In spite of that does anyone have any idea why I was not given the option to keep it?
If a city has never been size 2, it will get auto-razed (unless you tick for the relevant option when creating the game).

The main benefit with shadow games is to get advice before you play a turnset. Then more advice after. It's a back-and-forth process where you take in information and then try to play with that in mind. This thread is more like a write-up of a game already played. Think I would suggest to roll a new save and post that here, and use that map instead for an actual shadow/learning game. Too much has happened by 1000BC. Those early turns and decisions are crucial.
 
If a city has never been size 2, it will get auto-razed (unless you tick for the relevant option when creating the game).

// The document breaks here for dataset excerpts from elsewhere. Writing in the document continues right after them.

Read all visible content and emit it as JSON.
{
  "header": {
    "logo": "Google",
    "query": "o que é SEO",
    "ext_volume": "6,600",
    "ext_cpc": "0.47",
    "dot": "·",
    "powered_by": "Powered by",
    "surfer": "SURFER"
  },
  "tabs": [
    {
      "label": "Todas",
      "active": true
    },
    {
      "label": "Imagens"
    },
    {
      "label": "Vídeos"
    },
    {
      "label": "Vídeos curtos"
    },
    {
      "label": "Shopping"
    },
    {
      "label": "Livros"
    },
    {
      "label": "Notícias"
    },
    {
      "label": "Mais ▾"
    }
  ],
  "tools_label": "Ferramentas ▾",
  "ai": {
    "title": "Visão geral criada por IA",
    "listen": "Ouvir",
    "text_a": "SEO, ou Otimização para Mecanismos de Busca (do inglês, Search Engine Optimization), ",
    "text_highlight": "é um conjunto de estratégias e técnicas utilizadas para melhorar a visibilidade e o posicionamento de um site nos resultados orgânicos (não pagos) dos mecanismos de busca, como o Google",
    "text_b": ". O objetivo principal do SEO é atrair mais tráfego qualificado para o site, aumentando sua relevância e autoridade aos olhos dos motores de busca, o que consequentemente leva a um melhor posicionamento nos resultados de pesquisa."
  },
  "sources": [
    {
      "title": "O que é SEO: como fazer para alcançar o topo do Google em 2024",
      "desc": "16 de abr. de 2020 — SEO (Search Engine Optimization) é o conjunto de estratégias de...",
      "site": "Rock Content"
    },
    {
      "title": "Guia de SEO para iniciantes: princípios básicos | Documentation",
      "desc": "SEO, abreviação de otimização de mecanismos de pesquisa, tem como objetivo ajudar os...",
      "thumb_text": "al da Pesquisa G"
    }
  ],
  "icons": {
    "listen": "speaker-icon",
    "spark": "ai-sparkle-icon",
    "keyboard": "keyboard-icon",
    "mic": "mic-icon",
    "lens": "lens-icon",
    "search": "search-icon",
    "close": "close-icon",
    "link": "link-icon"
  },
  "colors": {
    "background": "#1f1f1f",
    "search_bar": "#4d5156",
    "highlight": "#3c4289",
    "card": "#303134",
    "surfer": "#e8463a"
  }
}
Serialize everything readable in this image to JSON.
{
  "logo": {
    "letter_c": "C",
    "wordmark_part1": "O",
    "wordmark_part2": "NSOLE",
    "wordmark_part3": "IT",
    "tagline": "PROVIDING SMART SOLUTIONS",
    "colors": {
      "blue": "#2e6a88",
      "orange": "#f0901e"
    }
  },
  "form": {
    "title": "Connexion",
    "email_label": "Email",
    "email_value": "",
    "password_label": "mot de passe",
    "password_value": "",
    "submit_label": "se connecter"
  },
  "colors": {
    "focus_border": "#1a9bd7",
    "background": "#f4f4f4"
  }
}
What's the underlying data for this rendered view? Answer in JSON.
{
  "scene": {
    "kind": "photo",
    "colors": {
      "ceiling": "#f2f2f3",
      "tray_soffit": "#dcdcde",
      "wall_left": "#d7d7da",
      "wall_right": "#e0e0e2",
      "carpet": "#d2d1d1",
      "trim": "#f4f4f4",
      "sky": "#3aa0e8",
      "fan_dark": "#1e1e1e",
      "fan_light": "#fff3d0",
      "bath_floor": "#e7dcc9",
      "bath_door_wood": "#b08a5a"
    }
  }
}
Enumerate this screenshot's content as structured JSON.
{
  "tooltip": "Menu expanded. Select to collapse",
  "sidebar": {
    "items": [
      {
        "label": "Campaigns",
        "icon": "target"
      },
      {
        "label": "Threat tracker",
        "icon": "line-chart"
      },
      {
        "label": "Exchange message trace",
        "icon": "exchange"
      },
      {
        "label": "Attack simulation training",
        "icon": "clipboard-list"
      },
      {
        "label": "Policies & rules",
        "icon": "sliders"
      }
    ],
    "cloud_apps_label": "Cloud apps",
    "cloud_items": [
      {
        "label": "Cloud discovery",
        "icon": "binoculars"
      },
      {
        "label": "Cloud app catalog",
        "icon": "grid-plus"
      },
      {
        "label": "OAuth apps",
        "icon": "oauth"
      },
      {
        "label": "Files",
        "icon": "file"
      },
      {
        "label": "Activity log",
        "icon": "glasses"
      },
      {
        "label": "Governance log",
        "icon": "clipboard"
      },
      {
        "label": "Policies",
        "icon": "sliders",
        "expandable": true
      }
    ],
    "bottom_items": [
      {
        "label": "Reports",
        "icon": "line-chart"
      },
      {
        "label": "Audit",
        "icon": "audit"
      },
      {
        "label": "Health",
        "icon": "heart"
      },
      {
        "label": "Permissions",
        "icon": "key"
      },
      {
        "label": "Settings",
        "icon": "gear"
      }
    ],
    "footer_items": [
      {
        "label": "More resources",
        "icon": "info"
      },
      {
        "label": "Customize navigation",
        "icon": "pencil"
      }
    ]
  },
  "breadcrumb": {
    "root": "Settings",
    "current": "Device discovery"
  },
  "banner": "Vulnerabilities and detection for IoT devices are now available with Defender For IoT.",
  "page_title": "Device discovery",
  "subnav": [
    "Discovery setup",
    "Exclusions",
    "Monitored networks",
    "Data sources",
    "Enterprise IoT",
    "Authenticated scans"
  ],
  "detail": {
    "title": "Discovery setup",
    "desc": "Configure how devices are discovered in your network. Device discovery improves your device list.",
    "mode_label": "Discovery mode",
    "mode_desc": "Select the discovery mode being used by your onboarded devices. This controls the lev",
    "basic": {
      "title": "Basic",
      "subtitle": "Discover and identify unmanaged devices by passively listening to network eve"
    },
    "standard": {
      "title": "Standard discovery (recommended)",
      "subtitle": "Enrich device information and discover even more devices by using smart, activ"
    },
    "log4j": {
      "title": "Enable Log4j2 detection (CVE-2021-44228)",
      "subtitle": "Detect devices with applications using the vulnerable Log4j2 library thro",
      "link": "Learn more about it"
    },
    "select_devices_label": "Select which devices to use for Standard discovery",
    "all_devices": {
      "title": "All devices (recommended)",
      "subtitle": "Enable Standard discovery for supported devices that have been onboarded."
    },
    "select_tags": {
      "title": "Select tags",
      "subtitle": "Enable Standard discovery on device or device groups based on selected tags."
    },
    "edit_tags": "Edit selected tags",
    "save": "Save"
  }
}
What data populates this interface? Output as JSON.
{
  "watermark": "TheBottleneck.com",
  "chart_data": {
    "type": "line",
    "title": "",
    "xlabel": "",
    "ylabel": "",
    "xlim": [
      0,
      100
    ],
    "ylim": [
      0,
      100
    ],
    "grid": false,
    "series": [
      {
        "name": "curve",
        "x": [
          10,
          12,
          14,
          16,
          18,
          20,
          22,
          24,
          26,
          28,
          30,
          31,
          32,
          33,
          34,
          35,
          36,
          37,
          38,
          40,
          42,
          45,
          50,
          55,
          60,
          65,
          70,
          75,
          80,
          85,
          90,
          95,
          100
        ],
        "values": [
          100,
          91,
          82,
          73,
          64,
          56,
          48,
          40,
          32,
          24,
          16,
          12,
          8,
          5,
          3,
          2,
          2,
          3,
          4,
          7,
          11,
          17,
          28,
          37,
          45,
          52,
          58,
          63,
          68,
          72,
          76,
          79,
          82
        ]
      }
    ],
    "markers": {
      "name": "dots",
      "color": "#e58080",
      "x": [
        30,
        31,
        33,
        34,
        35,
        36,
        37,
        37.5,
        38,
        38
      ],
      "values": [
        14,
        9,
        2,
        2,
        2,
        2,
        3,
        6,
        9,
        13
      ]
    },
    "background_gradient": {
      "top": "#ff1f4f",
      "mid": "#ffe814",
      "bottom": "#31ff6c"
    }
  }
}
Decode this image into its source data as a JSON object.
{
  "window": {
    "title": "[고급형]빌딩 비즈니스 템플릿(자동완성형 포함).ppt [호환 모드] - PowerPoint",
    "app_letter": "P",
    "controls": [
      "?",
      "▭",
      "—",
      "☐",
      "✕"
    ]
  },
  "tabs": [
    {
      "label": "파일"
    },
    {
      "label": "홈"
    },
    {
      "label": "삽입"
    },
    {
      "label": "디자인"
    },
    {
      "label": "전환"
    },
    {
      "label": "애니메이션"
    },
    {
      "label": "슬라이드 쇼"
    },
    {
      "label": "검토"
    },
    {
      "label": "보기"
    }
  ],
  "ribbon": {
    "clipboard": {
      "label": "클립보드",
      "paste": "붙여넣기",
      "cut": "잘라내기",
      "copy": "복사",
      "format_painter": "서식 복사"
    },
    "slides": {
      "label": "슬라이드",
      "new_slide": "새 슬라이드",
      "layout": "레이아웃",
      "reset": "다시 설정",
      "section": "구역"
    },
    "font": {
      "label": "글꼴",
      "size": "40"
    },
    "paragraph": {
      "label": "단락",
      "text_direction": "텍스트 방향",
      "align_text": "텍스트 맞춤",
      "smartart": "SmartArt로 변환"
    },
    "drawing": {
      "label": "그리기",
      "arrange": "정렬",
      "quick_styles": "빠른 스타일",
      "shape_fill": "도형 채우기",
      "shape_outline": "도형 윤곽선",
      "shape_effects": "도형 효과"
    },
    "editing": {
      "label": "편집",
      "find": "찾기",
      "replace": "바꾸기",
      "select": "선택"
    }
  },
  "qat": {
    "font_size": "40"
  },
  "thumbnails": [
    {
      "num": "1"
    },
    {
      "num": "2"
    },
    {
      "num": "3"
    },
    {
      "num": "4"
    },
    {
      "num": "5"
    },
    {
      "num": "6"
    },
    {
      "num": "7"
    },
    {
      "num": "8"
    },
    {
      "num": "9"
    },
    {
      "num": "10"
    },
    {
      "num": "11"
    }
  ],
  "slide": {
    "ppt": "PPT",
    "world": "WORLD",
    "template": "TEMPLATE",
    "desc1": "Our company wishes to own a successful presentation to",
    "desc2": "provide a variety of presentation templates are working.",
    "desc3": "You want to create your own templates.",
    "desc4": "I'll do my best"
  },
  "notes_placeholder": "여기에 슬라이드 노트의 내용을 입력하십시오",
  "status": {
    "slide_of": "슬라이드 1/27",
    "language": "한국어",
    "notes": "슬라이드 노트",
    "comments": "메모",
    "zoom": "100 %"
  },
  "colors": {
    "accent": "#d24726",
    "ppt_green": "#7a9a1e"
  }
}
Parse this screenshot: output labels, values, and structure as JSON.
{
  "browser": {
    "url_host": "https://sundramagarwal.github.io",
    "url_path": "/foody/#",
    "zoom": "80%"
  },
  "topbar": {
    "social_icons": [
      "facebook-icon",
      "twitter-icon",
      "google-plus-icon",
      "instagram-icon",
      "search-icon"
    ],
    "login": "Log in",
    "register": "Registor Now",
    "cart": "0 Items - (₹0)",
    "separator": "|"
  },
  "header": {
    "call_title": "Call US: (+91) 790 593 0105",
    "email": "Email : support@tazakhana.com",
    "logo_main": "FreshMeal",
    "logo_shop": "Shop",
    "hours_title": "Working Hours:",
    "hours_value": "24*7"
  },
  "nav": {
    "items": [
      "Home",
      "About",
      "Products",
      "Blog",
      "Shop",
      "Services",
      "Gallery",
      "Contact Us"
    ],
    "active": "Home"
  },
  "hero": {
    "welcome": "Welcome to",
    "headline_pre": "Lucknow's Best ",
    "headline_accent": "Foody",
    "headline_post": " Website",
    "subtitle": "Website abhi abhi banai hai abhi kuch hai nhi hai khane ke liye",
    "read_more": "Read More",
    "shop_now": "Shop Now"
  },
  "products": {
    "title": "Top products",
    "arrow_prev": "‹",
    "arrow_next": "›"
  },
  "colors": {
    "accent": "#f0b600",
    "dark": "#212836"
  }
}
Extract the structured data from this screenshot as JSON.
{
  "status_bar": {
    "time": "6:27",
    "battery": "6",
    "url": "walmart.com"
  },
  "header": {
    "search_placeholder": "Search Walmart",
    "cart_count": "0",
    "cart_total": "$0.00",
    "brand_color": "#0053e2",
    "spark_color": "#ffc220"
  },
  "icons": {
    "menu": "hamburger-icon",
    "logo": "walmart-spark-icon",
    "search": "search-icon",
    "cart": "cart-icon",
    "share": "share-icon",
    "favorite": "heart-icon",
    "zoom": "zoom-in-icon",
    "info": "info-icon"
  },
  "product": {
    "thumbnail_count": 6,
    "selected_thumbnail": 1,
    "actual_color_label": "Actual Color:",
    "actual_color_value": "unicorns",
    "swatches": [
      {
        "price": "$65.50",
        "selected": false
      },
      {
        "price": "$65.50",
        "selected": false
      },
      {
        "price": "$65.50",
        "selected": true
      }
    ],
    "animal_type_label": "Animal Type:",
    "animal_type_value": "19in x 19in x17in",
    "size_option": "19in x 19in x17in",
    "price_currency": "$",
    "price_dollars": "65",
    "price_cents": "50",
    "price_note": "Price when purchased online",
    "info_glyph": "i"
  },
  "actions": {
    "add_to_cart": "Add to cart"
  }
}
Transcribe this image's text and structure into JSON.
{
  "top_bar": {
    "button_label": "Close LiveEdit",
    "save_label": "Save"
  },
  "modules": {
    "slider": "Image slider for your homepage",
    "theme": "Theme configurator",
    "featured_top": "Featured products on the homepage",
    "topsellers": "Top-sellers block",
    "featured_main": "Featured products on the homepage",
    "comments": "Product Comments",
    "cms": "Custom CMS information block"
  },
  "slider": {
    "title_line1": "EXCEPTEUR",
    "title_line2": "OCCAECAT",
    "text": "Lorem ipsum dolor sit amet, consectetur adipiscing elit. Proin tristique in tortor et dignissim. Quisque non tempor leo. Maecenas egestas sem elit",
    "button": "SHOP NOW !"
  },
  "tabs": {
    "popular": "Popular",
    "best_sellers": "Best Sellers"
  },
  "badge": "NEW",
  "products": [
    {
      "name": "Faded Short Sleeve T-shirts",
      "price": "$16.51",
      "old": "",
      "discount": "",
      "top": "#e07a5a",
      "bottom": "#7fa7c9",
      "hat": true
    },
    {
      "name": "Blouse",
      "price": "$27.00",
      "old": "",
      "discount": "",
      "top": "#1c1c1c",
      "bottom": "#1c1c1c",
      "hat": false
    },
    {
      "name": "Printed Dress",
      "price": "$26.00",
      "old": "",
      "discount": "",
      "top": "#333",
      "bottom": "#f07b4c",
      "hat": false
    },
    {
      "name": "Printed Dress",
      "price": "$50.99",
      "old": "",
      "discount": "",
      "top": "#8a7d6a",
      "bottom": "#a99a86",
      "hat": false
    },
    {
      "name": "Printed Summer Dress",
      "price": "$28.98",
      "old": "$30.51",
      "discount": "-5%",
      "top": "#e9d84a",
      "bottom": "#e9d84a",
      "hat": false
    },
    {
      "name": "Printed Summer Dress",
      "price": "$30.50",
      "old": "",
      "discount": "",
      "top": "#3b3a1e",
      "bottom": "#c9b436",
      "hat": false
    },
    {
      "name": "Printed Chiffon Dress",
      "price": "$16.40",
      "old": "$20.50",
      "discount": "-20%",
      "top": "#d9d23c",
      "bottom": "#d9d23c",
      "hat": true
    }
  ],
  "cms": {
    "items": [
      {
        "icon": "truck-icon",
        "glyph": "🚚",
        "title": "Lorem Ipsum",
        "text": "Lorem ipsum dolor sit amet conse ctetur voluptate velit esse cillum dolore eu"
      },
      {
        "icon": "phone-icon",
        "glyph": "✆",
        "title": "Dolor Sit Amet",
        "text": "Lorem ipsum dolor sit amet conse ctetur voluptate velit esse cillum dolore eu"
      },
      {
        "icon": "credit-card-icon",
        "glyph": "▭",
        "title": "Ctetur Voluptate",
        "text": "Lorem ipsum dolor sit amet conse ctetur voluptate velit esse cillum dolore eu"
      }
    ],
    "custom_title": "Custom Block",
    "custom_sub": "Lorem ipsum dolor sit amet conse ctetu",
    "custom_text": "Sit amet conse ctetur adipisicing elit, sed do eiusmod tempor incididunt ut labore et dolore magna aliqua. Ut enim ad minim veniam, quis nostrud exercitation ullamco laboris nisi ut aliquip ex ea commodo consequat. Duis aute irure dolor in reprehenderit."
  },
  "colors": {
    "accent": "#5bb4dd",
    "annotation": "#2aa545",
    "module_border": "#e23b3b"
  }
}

I did not know that. Thanks for the info.

The main benefit with shadow games is to get advice before you play a turnset.

I totally misunderstood the mechanics of shadowgames, I apologize. So I should create a new save and play from the beginning with the adivce from other players?

This thread is more like a write-up of a game already played.

Did you read how I played my game so far? If so what did you think?

Think I would suggest to roll a new save and post that here

I will do that as soon as I get home from work.

Thanks for your answer Pangaea.
 
Oh..wow..you did not know about size 1 auto-raze?

After moving my scout and settler I get lucky and find a cow, two ivory and one marble (all on my future BFC

Ha..I would not necessarily say you were "lucky". At least cow is grass and there is lots of green. Ulundi can still be cottaged.

Yes, shadow games are getting advice before you play and then playing short turnsets...rinse/repeat.

However, you seem to be doing fairly well so far. I don't have much criticism of your decisions so far...granted I'm missing some details since you've played quite far without advice. But your city placement seems okay. Harassing Hannibal with IMpis also good.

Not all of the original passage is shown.